I descended the mountains and fled away from the advancing cloud. I knew I could not outpace it, but if I could get to the point where I would descend off the plateau, or, if luck were on my side, to below the snow line, I knew navigating my way back would be much simpler. As I ran, tendrils of fog began to overtake me, the way ahead slowly fading into nothingness. Gradually, everything turned white; I could not tell what was land or sky. I stopped, for I knew to run blindly into the whiteout would be my undoing. Spindrift whipped around my feet as I pulled more layers on, as for a time, I would not be running. I navigated slowly, double checking where I was, making sure I knew where the hill was behind me, taking bearings, searching for any features of note on this barren plateau. I consulted my phone sparingly, using it to double check my position, for in this completely white world, it would be so easy to become disorientated and stray. I fought the urge to run, to panic and sprint in the direction I thought the way down would be. To try to escape as quickly as possible. I stayed at a steady walking pace, trusting in my map and compass for guidance.

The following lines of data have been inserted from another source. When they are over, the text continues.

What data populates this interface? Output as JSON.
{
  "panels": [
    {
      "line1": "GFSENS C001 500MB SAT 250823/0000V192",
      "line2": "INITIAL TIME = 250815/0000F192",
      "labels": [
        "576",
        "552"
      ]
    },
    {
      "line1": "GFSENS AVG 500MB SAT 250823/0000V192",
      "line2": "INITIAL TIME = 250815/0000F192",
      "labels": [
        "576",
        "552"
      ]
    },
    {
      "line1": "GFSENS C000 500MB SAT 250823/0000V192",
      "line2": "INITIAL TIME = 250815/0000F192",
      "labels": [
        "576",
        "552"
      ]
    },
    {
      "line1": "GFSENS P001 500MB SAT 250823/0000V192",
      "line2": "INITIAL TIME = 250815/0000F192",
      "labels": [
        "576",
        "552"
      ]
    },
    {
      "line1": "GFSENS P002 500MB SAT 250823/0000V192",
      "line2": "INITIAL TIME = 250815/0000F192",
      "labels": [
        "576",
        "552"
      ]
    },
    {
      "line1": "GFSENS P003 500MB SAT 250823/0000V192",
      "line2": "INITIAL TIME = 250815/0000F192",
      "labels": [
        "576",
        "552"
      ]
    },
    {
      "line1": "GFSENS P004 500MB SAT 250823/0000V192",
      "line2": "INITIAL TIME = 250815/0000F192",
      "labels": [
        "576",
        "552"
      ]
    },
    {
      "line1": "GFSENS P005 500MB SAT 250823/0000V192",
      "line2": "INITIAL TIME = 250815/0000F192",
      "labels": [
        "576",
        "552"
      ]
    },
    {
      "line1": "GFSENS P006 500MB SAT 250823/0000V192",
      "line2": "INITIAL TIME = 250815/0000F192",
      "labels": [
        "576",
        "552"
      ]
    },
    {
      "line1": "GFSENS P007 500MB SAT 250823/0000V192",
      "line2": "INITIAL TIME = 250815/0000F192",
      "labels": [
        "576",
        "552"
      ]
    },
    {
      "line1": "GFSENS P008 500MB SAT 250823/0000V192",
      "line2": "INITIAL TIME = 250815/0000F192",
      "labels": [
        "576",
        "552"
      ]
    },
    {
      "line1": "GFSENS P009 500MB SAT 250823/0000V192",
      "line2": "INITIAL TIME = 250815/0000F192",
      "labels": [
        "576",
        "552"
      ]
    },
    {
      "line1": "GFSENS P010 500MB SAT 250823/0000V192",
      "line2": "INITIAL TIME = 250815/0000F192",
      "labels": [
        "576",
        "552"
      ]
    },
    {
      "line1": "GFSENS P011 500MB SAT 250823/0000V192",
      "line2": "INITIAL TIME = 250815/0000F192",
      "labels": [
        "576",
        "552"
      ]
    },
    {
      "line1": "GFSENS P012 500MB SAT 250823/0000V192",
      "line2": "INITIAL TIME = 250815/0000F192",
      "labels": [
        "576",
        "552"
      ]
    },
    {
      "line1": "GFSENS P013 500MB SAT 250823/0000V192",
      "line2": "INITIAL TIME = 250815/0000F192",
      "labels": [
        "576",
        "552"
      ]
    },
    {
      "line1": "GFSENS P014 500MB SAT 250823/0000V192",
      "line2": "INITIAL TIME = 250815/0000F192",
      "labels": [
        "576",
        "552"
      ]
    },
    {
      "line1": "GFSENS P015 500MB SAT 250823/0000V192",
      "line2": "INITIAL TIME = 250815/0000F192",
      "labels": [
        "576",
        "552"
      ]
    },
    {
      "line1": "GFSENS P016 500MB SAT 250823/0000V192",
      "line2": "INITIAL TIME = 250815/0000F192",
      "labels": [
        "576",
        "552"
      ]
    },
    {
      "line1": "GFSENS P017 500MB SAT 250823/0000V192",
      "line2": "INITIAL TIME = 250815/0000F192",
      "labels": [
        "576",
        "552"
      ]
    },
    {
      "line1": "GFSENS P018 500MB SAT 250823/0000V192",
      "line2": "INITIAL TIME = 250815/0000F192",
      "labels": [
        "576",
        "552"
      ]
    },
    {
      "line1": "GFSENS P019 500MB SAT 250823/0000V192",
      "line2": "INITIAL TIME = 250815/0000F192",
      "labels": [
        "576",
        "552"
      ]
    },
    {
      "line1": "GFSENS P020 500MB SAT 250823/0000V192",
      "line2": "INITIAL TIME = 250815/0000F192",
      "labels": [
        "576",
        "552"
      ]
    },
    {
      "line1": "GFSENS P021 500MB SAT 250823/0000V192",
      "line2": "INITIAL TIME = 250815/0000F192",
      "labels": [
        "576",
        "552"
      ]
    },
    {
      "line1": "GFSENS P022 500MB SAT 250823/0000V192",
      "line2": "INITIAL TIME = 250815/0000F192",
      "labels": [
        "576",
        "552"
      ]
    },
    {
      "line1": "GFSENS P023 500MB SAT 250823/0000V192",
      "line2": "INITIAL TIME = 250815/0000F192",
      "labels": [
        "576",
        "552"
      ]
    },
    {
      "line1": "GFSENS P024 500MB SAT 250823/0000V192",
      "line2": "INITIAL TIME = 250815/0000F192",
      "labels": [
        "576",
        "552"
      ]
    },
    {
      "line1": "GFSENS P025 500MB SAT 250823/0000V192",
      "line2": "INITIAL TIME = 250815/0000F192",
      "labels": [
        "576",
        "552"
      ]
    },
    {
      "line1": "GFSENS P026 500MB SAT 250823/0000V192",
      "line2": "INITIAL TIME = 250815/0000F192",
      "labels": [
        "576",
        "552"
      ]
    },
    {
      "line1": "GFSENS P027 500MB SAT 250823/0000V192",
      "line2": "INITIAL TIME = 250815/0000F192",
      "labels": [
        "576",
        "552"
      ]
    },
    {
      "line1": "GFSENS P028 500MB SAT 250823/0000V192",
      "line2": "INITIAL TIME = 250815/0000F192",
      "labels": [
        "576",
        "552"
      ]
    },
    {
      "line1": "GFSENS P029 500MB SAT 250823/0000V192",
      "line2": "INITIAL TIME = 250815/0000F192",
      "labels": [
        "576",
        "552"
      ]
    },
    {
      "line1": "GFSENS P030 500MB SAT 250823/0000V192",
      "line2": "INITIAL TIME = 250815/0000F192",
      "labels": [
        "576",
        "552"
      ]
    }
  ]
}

Your mind plays tricks on you when you are unable to see what is ahead. As a child, I would amuse myself on walks by trying to see how far I could walk along a path with my eyes closed. After only around 10 steps, I would be on the edge of a garish precipice, my knees folding in terror of the drop ahead, my arms outstretched to prevent me overbalancing. When I opened my eyes, there would be no drop. I felt the same here as I did back then, the blackness being replaced by white. The map showed me there was nothing to fall off, no cliffs or drops, but with every step, I felt like I would plunge into some great abyss. Onwards I trudged. The whiteness was eerie, never have I felt such solitude; my senses strained for something to latch onto in the blankness, the only sound being the wind blowing around me. I was beginning my descent now, after meticulously checking both map and phone that I was on the correct track, and I felt calmer. I knew soon, I would sink below the clouds.

Eventually, details began to form below me; to this day never have I been so grateful to see the colour green. Still in the snow and cloud, I could see the moor below, welcoming me down to safety. Soon, even the snow began to dissipate, until I was once again on a brown earth path. Reaching the bridge that I had crossed what seems like an age ago. I looked up to the mountain I had been on. It had disappeared, shrouded in cloud. I half expected to see the cloud descending, rushing down the slope to engulf me like a pyroclastic flow. I began to run again, slowly, for in that moment my heart was not in it. Before long I arrived back at the visitor centre where I had started. The bright colours, the staff, the information boards, the cafe. All of it seemed a surreal juxtaposition compared to the mountain I had been on. I remembered that, almost childlike fear, of panic and apprehension I had felt of the thought of getting lost. Of not knowing where I was, and not trusting my senses.

I have returned to the plateau many times since; both to Bynack More and to other sections of the great expanse. Never has one trip tested me quite as much as this one. Never have I felt such a trial than having to navigate through a whiteout.